When the alarm clock sounded in the middle of the night on Thursday morning, Joyce languidly inquired, “Where did you say you were going this morning?” My reply was simple and optimistic: “I’m going to get a kingfisher at Round Spring.”

By the time I had arrived at the park, donned my cold-weather gear, and found my hiding place, it was still a good 45 minutes before sunrise. I congratulated myself for allowing enough time for the trip and set-up, something I often underestimate. I’ve learned over the years that it takes a good 15 minutes just to get all of your clothes on after you arrive at a site. Add to that the time it takes to assemble your camera gear and concealment equipment, followed by a hike to your hide in the dark.

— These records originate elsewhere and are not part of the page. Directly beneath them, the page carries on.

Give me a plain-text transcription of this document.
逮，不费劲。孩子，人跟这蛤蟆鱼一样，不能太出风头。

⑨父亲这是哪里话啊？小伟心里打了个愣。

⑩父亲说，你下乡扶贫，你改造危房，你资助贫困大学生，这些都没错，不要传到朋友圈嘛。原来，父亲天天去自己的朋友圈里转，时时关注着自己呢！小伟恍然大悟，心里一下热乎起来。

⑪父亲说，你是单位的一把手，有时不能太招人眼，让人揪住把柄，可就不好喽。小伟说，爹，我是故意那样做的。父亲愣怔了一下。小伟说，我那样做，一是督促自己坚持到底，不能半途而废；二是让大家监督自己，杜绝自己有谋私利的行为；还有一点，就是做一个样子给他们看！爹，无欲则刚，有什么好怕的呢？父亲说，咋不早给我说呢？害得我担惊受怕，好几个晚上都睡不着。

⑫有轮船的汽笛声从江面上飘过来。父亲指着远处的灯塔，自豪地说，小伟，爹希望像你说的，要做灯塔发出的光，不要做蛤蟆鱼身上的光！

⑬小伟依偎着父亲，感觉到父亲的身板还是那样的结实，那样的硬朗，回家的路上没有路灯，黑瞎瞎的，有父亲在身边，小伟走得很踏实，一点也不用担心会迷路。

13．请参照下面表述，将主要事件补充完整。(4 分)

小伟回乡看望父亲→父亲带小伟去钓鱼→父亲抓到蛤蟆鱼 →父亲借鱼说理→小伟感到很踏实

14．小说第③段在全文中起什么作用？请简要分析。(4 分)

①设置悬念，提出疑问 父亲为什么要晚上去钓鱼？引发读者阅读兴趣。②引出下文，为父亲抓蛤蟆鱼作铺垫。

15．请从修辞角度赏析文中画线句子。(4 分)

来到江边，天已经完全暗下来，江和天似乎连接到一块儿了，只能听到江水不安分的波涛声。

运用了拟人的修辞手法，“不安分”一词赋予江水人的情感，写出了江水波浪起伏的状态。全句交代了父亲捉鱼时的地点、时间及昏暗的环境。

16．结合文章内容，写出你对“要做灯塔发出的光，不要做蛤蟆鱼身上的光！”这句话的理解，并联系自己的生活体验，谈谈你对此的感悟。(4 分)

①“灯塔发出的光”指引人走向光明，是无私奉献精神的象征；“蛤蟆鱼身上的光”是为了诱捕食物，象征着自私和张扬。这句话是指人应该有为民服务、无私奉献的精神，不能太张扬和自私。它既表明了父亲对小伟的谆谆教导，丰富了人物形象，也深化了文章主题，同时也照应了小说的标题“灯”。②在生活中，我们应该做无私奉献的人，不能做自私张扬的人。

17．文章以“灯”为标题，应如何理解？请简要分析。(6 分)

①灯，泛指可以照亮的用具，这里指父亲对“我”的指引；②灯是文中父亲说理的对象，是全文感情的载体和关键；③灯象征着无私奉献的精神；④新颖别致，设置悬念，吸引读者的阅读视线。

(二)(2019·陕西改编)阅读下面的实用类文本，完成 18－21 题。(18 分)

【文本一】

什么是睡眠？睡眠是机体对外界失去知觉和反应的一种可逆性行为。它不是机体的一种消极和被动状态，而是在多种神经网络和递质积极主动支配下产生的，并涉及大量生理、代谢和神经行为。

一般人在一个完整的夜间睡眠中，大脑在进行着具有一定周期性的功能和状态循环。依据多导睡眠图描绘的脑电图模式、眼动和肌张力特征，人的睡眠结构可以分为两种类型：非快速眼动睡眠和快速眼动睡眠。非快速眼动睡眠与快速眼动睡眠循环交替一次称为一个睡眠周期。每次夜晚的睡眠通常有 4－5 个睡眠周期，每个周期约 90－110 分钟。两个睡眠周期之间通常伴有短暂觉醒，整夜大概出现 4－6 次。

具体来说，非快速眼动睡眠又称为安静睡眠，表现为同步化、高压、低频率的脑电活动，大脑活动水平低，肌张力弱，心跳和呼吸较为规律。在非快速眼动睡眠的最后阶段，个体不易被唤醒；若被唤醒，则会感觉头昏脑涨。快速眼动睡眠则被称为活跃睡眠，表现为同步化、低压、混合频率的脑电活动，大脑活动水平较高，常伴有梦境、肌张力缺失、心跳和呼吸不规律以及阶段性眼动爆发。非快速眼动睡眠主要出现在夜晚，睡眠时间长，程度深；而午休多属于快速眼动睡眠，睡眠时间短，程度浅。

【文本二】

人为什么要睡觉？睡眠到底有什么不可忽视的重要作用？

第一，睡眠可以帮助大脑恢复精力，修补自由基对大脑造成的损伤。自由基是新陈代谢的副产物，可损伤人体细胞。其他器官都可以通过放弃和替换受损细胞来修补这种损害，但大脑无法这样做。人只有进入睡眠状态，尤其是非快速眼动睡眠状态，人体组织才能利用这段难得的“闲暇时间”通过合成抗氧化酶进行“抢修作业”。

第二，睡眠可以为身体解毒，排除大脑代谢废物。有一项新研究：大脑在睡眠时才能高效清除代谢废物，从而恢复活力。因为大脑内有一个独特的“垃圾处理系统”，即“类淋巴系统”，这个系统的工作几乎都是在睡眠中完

It was still quite dark with steam all around me when the ducks began fluttering down. I watched as gadwalls, wood ducks, green-winged teal, and mallards all dabbled together in the warm water, unfettered by the diversity in the group. By the time it was almost light enough to start shooting, an eagle swooped in and scattered most of the flock, except for a wood duck or two. I’ve shared an image below of a wood duck in the steamy spring water.

A wood duck cuts through the steam near a frosty snag.

By 8:00 A.M. the morning light began to cut through the trees behind me, illuminating a great blue heron that was preening on a log near the spring outflow. I tried to catch some of the rising steam around the heron as it contrasted against the blackness of the cave opening behind the heron.

A great blue heron guards the spring outflow.

As the morning progressed, I saw more eagles, a muskrat, a great variety of songbirds, a red-tailed hawk, and a few returning ducks, but there was no sign of a kingfisher. What would I tell Joyce? I said I was going to get a kingfisher! By 10:00, I had been in the hide for almost four hours. It was warming up a bit and all of the frost in the trees was snowing down on me. It was so magical I felt like I was in an episode of Game of Thrones, without the intrigue and nudity of course.

At 10:05 I heard the sound of a kingfisher from very far away, so far away I didn’t even get excited. But a few seconds later, that kingfisher lighted on an overhanging perch, one that I had purposely selected to focus on from the intelligence gathering of my previous visit. It only took a second to focus on the bird that was right in front of me and a second was all I had. I was granted four clicks of the shutter before it skedaddled, never to be seen or heard again for the rest of the morning until my departure at 11:30. Those four clicks turned out to be enough, and the featured image in this edition is Click #3.

Yes, I love Missouri’s “Springs in the Extreme.” They are not only wonderful in the dead of winter; they are amazing on those 95 degree summer days as well. Critters are pretty smart; they know where to find comfort.

Thanks for looking,

DB

Email me with questions or comments at:  Natureframes@Rocketmail.Com

Gallery of Images:  www.dannybrownphotography.com

Everybody needs beauty as well as bread, places to play in and pray in, where nature may heal and give strength to body and soul.

John Muir

 

 

 

 

3 comments on “Missouri Springs in the Extreme”

  1. Enjoyed the post very much..perhaps, one day, I will return to Missouri, but until then, you take me to many parts that I would like to visit!

  2. Great post, those Kingfishers are tricky ones to capture aren’t they.